It's not possible to cheat, because none of the questions involve memorisation and they never give out past paper markschemes. There's nothing I could take into the exam that would help.

Also I don't want to cheat.


There's nothing I could've taken into my tests that could've helped me either because even with a solved problem in my face I still didn't know how to solve anything.

If you don't want to cheat...well it's all you then. But I'd rather cheat than take any consequences (ignoring the one you can get for cheating but getting caught is easy unless your teacher's face is like right in front of you)...

Your exams are in 5 weeks so you can try to turn things around by then. If not, you only have one option.

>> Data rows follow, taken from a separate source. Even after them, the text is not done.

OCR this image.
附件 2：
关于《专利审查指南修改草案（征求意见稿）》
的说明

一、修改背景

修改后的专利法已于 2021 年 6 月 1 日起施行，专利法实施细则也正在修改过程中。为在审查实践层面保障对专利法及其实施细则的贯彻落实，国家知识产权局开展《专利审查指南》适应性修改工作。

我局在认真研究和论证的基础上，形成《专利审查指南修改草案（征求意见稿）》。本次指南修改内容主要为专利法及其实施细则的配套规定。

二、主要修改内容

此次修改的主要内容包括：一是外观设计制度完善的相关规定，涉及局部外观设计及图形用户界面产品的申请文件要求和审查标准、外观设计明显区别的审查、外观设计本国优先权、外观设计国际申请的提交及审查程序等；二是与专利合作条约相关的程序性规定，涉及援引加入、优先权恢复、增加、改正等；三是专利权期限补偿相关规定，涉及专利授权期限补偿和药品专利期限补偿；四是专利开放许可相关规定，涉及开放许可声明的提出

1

You're in high school, right? The risks and consequences of cheating are inconsequential. In university, you run the risk of being withdrawn from the school and a note in your transcript.

You have 5 weeks, plenty of time to learn a course from beginning to end (assuming it's the only one you're afraid of failing). Some things that should help:

-Study in a group. White board, marker, the whole thing. It get easier to comprehend how to do a problem when you see how your peers are going about it.

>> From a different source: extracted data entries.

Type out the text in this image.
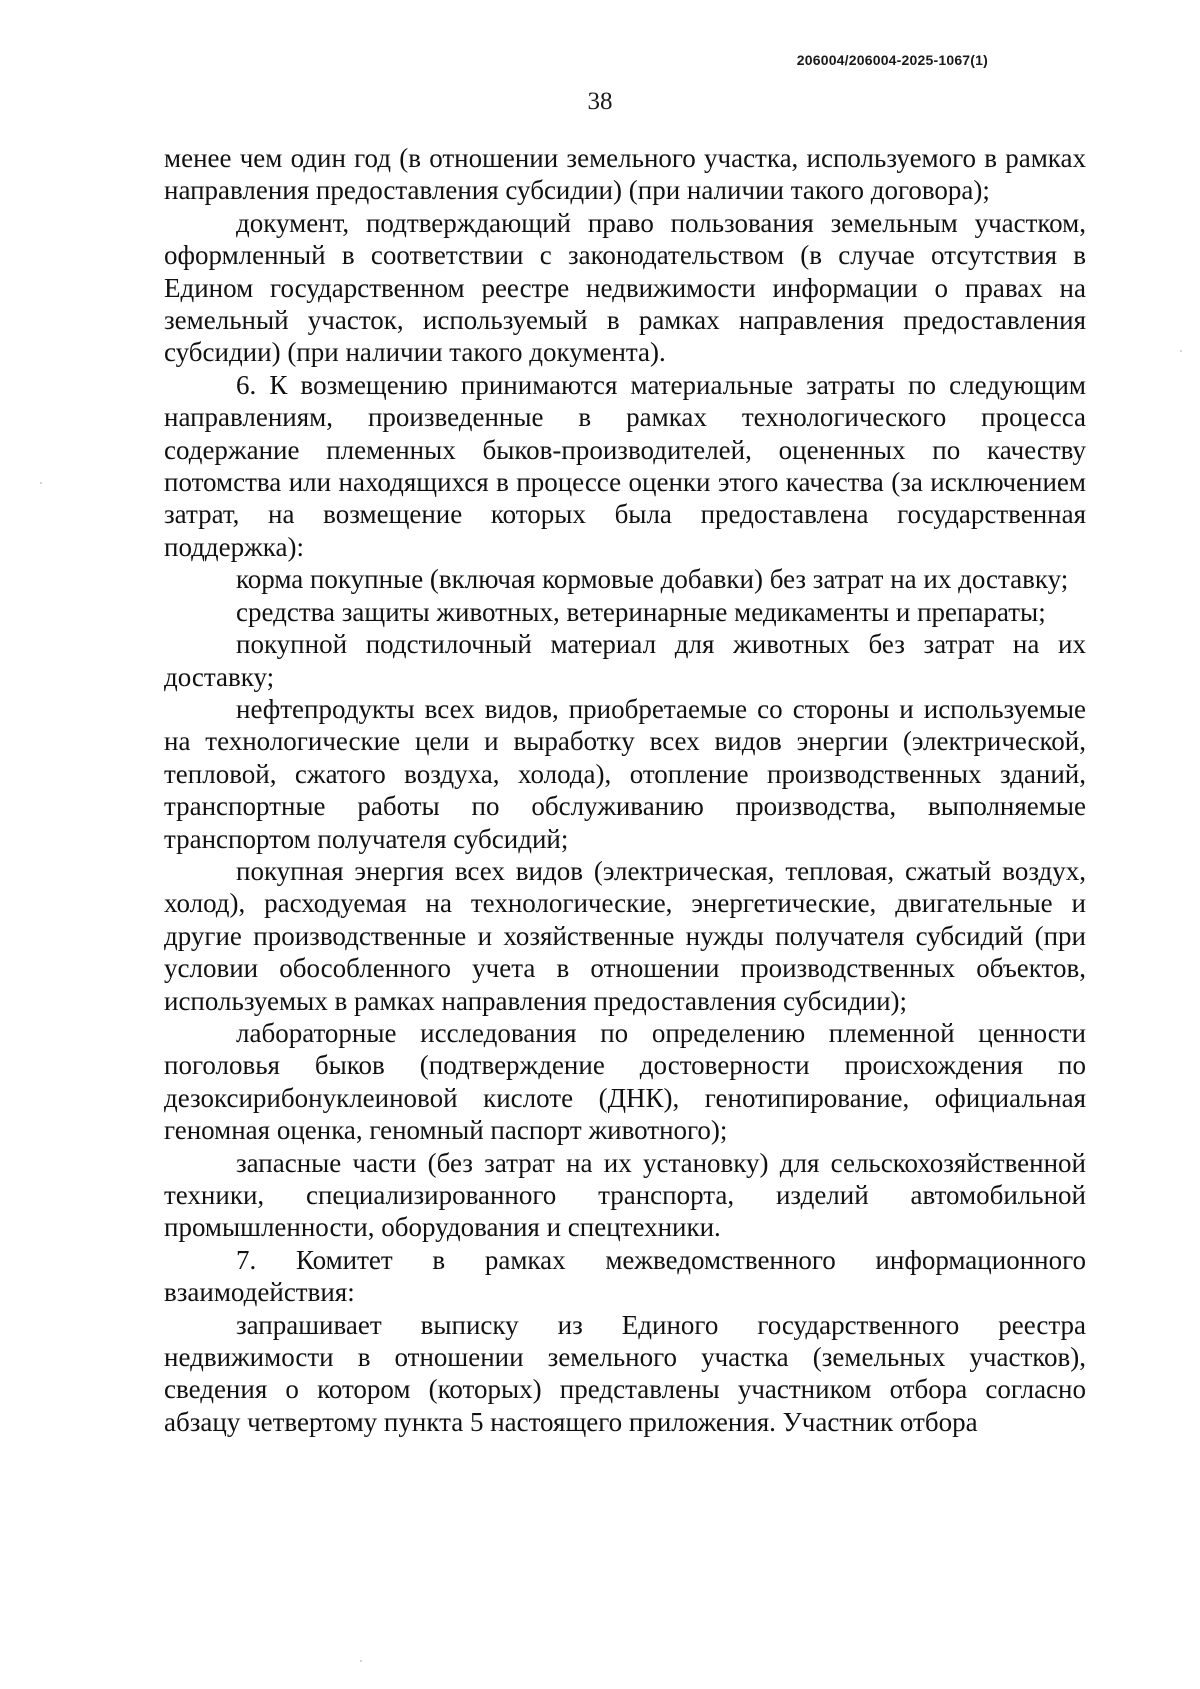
206004/206004-2025-1067(1)
38

менее чем один год (в отношении земельного участка, используемого в рамках направления предоставления субсидии) (при наличии такого договора);

документ, подтверждающий право пользования земельным участком, оформленный в соответствии с законодательством (в случае отсутствия в Едином государственном реестре недвижимости информации о правах на земельный участок, используемый в рамках направления предоставления субсидии) (при наличии такого документа).

6. К возмещению принимаются материальные затраты по следующим направлениям, произведенные в рамках технологического процесса содержание племенных быков-производителей, оцененных по качеству потомства или находящихся в процессе оценки этого качества (за исключением затрат, на возмещение которых была предоставлена государственная поддержка):

корма покупные (включая кормовые добавки) без затрат на их доставку;

средства защиты животных, ветеринарные медикаменты и препараты;

покупной подстилочный материал для животных без затрат на их доставку;

нефтепродукты всех видов, приобретаемые со стороны и используемые на технологические цели и выработку всех видов энергии (электрической, тепловой, сжатого воздуха, холода), отопление производственных зданий, транспортные работы по обслуживанию производства, выполняемые транспортом получателя субсидий;

покупная энергия всех видов (электрическая, тепловая, сжатый воздух, холод), расходуемая на технологические, энергетические, двигательные и другие производственные и хозяйственные нужды получателя субсидий (при условии обособленного учета в отношении производственных объектов, используемых в рамках направления предоставления субсидии);

лабораторные исследования по определению племенной ценности поголовья быков (подтверждение достоверности происхождения по дезоксирибонуклеиновой кислоте (ДНК), генотипирование, официальная геномная оценка, геномный паспорт животного);

запасные части (без затрат на их установку) для сельскохозяйственной техники, специализированного транспорта, изделий автомобильной промышленности, оборудования и спецтехники.

7. Комитет в рамках межведомственного информационного взаимодействия:

запрашивает выписку из Единого государственного реестра недвижимости в отношении земельного участка (земельных участков), сведения о котором (которых) представлены участником отбора согласно абзацу четвертому пункта 5 настоящего приложения. Участник отбора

-Utilize office hours. Your professors should have some period of time when they're available to help you.

-For the most part, become a hermit, both in real life and on the internet. No facebook, dates, VGC, texting, instant messaging, bowling, whatever. Plenty of time to do all that after finals.

-Manage your time wisely. Make a daily study plan...ie. Cover chapter 1 on Thursday, chapter 1 questions on Friday, saturday chapter 2 and so on.

-Don't worry about it. Wasting time worrying about it is an ineffcient usage of time and energy.